Alibaba's goal for its glasses is to create a pair of super glasses that are comfortable to wear and easy to use, and ultimately become users' personal mobile entrance in the AI era.

36kr: Looking ahead to the next 3 - 5 years, driven by AI, what are the most transformative reconstructions you think will occur in your industry? Where will the key impact of this reconstruction on industrial competition be reflected? How does your company make early arrangements?

A: AI glasses have the triple attributes of consumer glasses, AI innovative technology products, and digital electronic products. Therefore, the core expected changes are mainly as follows:

1. In the field of glasses: Integrate with glasses brands in terms of technology, channels, services, and C2M customization capabilities to promote the transformation of the glasses industry value chain.

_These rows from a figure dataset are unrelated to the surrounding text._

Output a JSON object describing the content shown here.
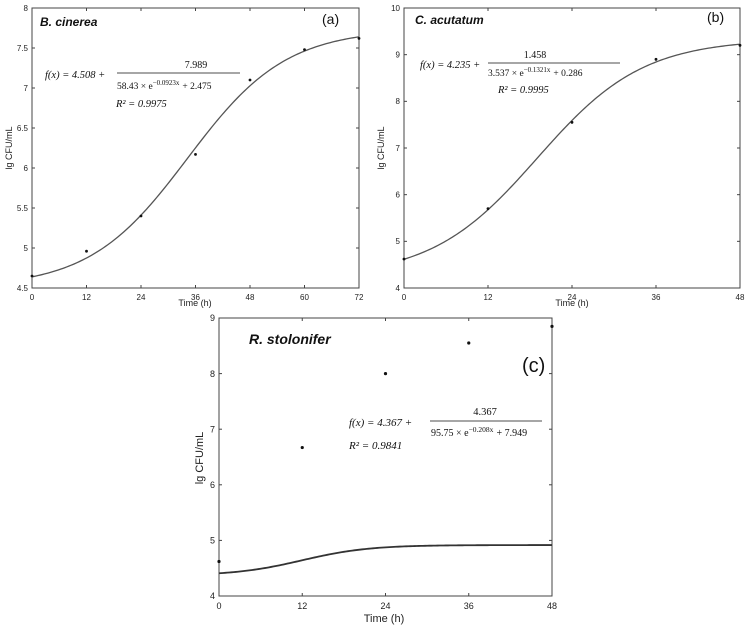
{
  "chart_data": [
    {
      "type": "line",
      "panel_label": "(a)",
      "species": "B. cinerea",
      "xlabel": "Time (h)",
      "ylabel": "lg CFU/mL",
      "xlim": [
        0,
        72
      ],
      "ylim": [
        4.5,
        8
      ],
      "xticks": [
        "0",
        "12",
        "24",
        "36",
        "48",
        "60",
        "72"
      ],
      "yticks": [
        "4.5",
        "5",
        "5.5",
        "6",
        "6.5",
        "7",
        "7.5",
        "8"
      ],
      "equation": {
        "lhs": "f(x) = 4.508 +",
        "numerator": "7.989",
        "denominator": "58.43 × e",
        "exponent": "−0.0923x",
        "denominator_tail": "+ 2.475",
        "r2": "R² = 0.9975"
      },
      "model": {
        "a": 4.508,
        "b": 7.989,
        "c": 58.43,
        "k": 0.0923,
        "d": 2.475
      },
      "points": {
        "x": [
          0,
          12,
          24,
          36,
          48,
          60,
          72
        ],
        "y": [
          4.65,
          4.96,
          5.4,
          6.17,
          7.1,
          7.48,
          7.62
        ]
      }
    },
    {
      "type": "line",
      "panel_label": "(b)",
      "species": "C. acutatum",
      "xlabel": "Time (h)",
      "ylabel": "lg CFU/mL",
      "xlim": [
        0,
        48
      ],
      "ylim": [
        4,
        10
      ],
      "xticks": [
        "0",
        "12",
        "24",
        "36",
        "48"
      ],
      "yticks": [
        "4",
        "5",
        "6",
        "7",
        "8",
        "9",
        "10"
      ],
      "equation": {
        "lhs": "f(x) = 4.235 +",
        "numerator": "1.458",
        "denominator": "3.537 × e",
        "exponent": "−0.1321x",
        "denominator_tail": "+ 0.286",
        "r2": "R² = 0.9995"
      },
      "model": {
        "a": 4.235,
        "b": 1.458,
        "c": 3.537,
        "k": 0.1321,
        "d": 0.286
      },
      "points": {
        "x": [
          0,
          12,
          24,
          36,
          48
        ],
        "y": [
          4.62,
          5.7,
          7.55,
          8.9,
          9.2
        ]
      }
    },
    {
      "type": "line",
      "panel_label": "(c)",
      "species": "R. stolonifer",
      "xlabel": "Time (h)",
      "ylabel": "lg CFU/mL",
      "xlim": [
        0,
        48
      ],
      "ylim": [
        4,
        9
      ],
      "xticks": [
        "0",
        "12",
        "24",
        "36",
        "48"
      ],
      "yticks": [
        "4",
        "5",
        "6",
        "7",
        "8",
        "9"
      ],
      "equation": {
        "lhs": "f(x) = 4.367 +",
        "numerator": "4.367",
        "denominator": "95.75 × e",
        "exponent": "−0.208x",
        "denominator_tail": "+ 7.949",
        "r2": "R² = 0.9841"
      },
      "model": {
        "a": 4.367,
        "b": 4.367,
        "c": 95.75,
        "k": 0.208,
        "d": 7.949
      },
      "points": {
        "x": [
          0,
          12,
          24,
          36,
          48
        ],
        "y": [
          4.62,
          6.67,
          8.0,
          8.55,
          8.85
        ]
      }
    }
  ]
}
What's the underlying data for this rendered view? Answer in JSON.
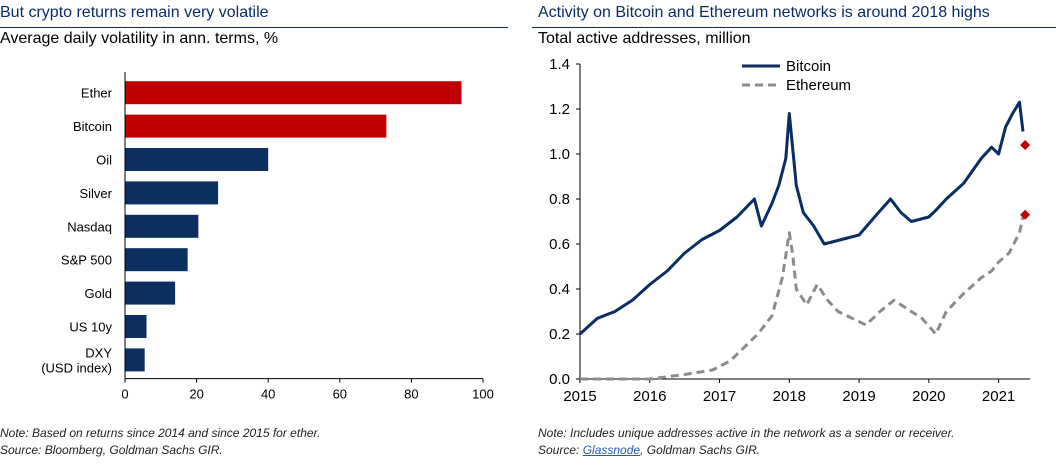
{
  "left": {
    "title": "But crypto returns remain very volatile",
    "subtitle": "Average daily volatility in ann. terms, %",
    "note": "Note: Based on returns since 2014 and since 2015 for ether.",
    "source": "Source: Bloomberg, Goldman Sachs GIR."
  },
  "right": {
    "title": "Activity on Bitcoin and Ethereum networks is around 2018 highs",
    "subtitle": "Total active addresses, million",
    "note": "Note: Includes unique addresses active in the network as a sender or receiver.",
    "source_prefix": "Source: ",
    "source_link": "Glassnode",
    "source_suffix": ", Goldman Sachs GIR."
  },
  "colors": {
    "title": "#0b2d62",
    "crypto_bar": "#c00000",
    "other_bar": "#0b3060",
    "bitcoin_line": "#0b2d62",
    "ethereum_line": "#8c8c8c",
    "marker": "#c00000"
  },
  "chart_data": [
    {
      "type": "bar",
      "orientation": "horizontal",
      "categories": [
        "Ether",
        "Bitcoin",
        "Oil",
        "Silver",
        "Nasdaq",
        "S&P 500",
        "Gold",
        "US 10y",
        "DXY\n(USD index)"
      ],
      "values": [
        94,
        73,
        40,
        26,
        20.5,
        17.5,
        14,
        6,
        5.5
      ],
      "highlight": [
        true,
        true,
        false,
        false,
        false,
        false,
        false,
        false,
        false
      ],
      "xlim": [
        0,
        100
      ],
      "xticks": [
        0,
        20,
        40,
        60,
        80,
        100
      ],
      "grid": false
    },
    {
      "type": "line",
      "ylim": [
        0,
        1.4
      ],
      "yticks": [
        "0.0",
        "0.2",
        "0.4",
        "0.6",
        "0.8",
        "1.0",
        "1.2",
        "1.4"
      ],
      "xlim": [
        2015,
        2021.45
      ],
      "xticks": [
        "2015",
        "2016",
        "2017",
        "2018",
        "2019",
        "2020",
        "2021"
      ],
      "legend_position": "top-center",
      "grid": false,
      "series": [
        {
          "name": "Bitcoin",
          "style": "dash-dot",
          "x": [
            2015.0,
            2015.25,
            2015.5,
            2015.75,
            2016.0,
            2016.25,
            2016.5,
            2016.75,
            2017.0,
            2017.25,
            2017.5,
            2017.6,
            2017.75,
            2017.85,
            2017.95,
            2018.0,
            2018.05,
            2018.1,
            2018.2,
            2018.35,
            2018.5,
            2018.75,
            2019.0,
            2019.25,
            2019.45,
            2019.6,
            2019.75,
            2020.0,
            2020.1,
            2020.25,
            2020.5,
            2020.75,
            2020.9,
            2021.0,
            2021.1,
            2021.2,
            2021.3,
            2021.35
          ],
          "values": [
            0.2,
            0.27,
            0.3,
            0.35,
            0.42,
            0.48,
            0.56,
            0.62,
            0.66,
            0.72,
            0.8,
            0.68,
            0.78,
            0.86,
            0.98,
            1.18,
            1.02,
            0.86,
            0.74,
            0.68,
            0.6,
            0.62,
            0.64,
            0.73,
            0.8,
            0.74,
            0.7,
            0.72,
            0.75,
            0.8,
            0.87,
            0.98,
            1.03,
            1.0,
            1.12,
            1.18,
            1.23,
            1.1
          ]
        },
        {
          "name": "Ethereum",
          "style": "dashed",
          "x": [
            2015.0,
            2015.5,
            2016.0,
            2016.5,
            2016.9,
            2017.15,
            2017.35,
            2017.55,
            2017.75,
            2017.9,
            2018.0,
            2018.05,
            2018.1,
            2018.25,
            2018.4,
            2018.55,
            2018.7,
            2018.9,
            2019.1,
            2019.3,
            2019.5,
            2019.65,
            2019.9,
            2020.1,
            2020.25,
            2020.5,
            2020.75,
            2020.9,
            2021.0,
            2021.15,
            2021.3,
            2021.35
          ],
          "values": [
            0.0,
            0.0,
            0.0,
            0.02,
            0.04,
            0.08,
            0.14,
            0.2,
            0.28,
            0.45,
            0.65,
            0.55,
            0.4,
            0.33,
            0.42,
            0.35,
            0.3,
            0.27,
            0.24,
            0.3,
            0.35,
            0.32,
            0.27,
            0.2,
            0.3,
            0.38,
            0.45,
            0.48,
            0.52,
            0.56,
            0.65,
            0.72
          ]
        }
      ],
      "markers": [
        {
          "series": "Bitcoin",
          "x": 2021.38,
          "value": 1.04
        },
        {
          "series": "Ethereum",
          "x": 2021.38,
          "value": 0.73
        }
      ]
    }
  ]
}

2. In the field of consumer electronics: Build in - depth self - developed software and hardware development capabilities, and cooperate with upstream core supply chains (such as optics, chips, sensors, etc.) to create a new natural interaction method integrating AI multi - modal perception capabilities, promoting the transformation of human - machine interaction methods.

3. In the field of the AI ecosystem: From limited AI service scenarios to diversified service scenarios; from users choosing AI services to AI actively perceiving and understanding users' intentions and actively recommending AI services. Promote the transformation of the AI application content ecosystem.

We will cooperate with globally leading glasses brands, integrate Tongyi Qianwen's large - model capabilities with Quark AI application capabilities to build an intelligent interaction experience that can hear and see. Driven by the "Alibaba's self - owned ecosystem construction + industry expansion cooperation" dual - wheel model, we will build an AI service matrix covering high - frequency scenarios such as search, navigation, payment, and business travel, and continuously expand more implementable ecosystem services to reshape the connection mode between people and information and accelerate the development of the entire ecosystem.